Before the track’s completion, NCAT’s work was already widely respected by the asphalt industry across the nation. Research had been conducted with a dozen state departments of transportation. In 1998, the Alabama Department of Transportation and NCAT began planning to construct and operate the Test Track on 310 acres of land. The groundbreaking ceremony was held in September of that year.

The Test Track was finished in August 2000, with the first laps around the track completed that September. Initially, the Federal Highway Administration and nine states (Alabama, Florida, Georgia, Indiana, Mississippi, North Carolina, Oklahoma, South Carolina and Tennessee) sponsored the work at the track. The track has 46 sections divided into 26 sections that are each 200 feet long on each straightaway and 20 additional test sections in the curves.

Finding truck drivers was another important step to operating the Test Track. During the track’s first cycle, driving was outsourced to a trucking company, but researchers learned that it was more cost-effective and efficient to hire their own drivers to do the job, a system that is still in place today.

Connecting Lab Predictions to Real-World Performance

Research at the Test Track unites real-world pavement construction with live heavy trafficking in a controlled environment. This allows highway agencies and commercial interest groups to quickly analyze and implement findings from the track.

“Our mission is safe and sustainable asphalt pavements at the lowest possible life-cycle cost,” Powell said. “We’re the only place that has a track like this. We’re the only place that has this outdoor laboratory where we can connect lab predictions to real-world performance.”

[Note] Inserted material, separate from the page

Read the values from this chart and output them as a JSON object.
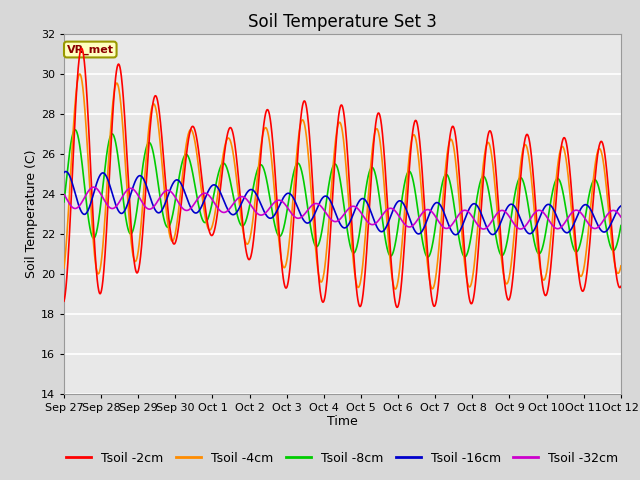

The type of research conducted at the Test Track is known as full-scale accelerated performance testing. The traffic that would normally travel on a roadway over many years is compressed and driven in only two years. Accelerated testing allows researchers to fully consider the effect of increasing traffic demands on future asphalt performance.

This distinctive type of testing has not only allowed for quick and accurate results, but has also allowed Test Track researchers to save money for their agencies.

In a poll conducted by NCAT, sponsors of the track indicated that on average, each dollar spent on research at the facility saved $46 in real world implementation. In an industry that often relies on a safe bet, the track is an invaluable asset.

“DOT engineers tend to be conservative because there’s no incentive for them to try something new that might not work,” Powell said. “We stand in the gap for them, and they can do things here that are high risk, high reward. We’re making a difference.”

Now in its eighth research cycle, the Test Track provides researchers in the asphalt industry opportunities to innovate that otherwise wouldn’t have existed. To Powell, learning through pavement failings on the track has brought invaluable insight to asphalt technology across the world.   

“To me, it’s incredibly fun to be doing work that leaves the world better than how we found it,” Powell said. “In academia, there is a lot of emphasis on how many research dollars you’re bringing in. That’s never our focus. Our success is measured by the impact of the things that we learn.”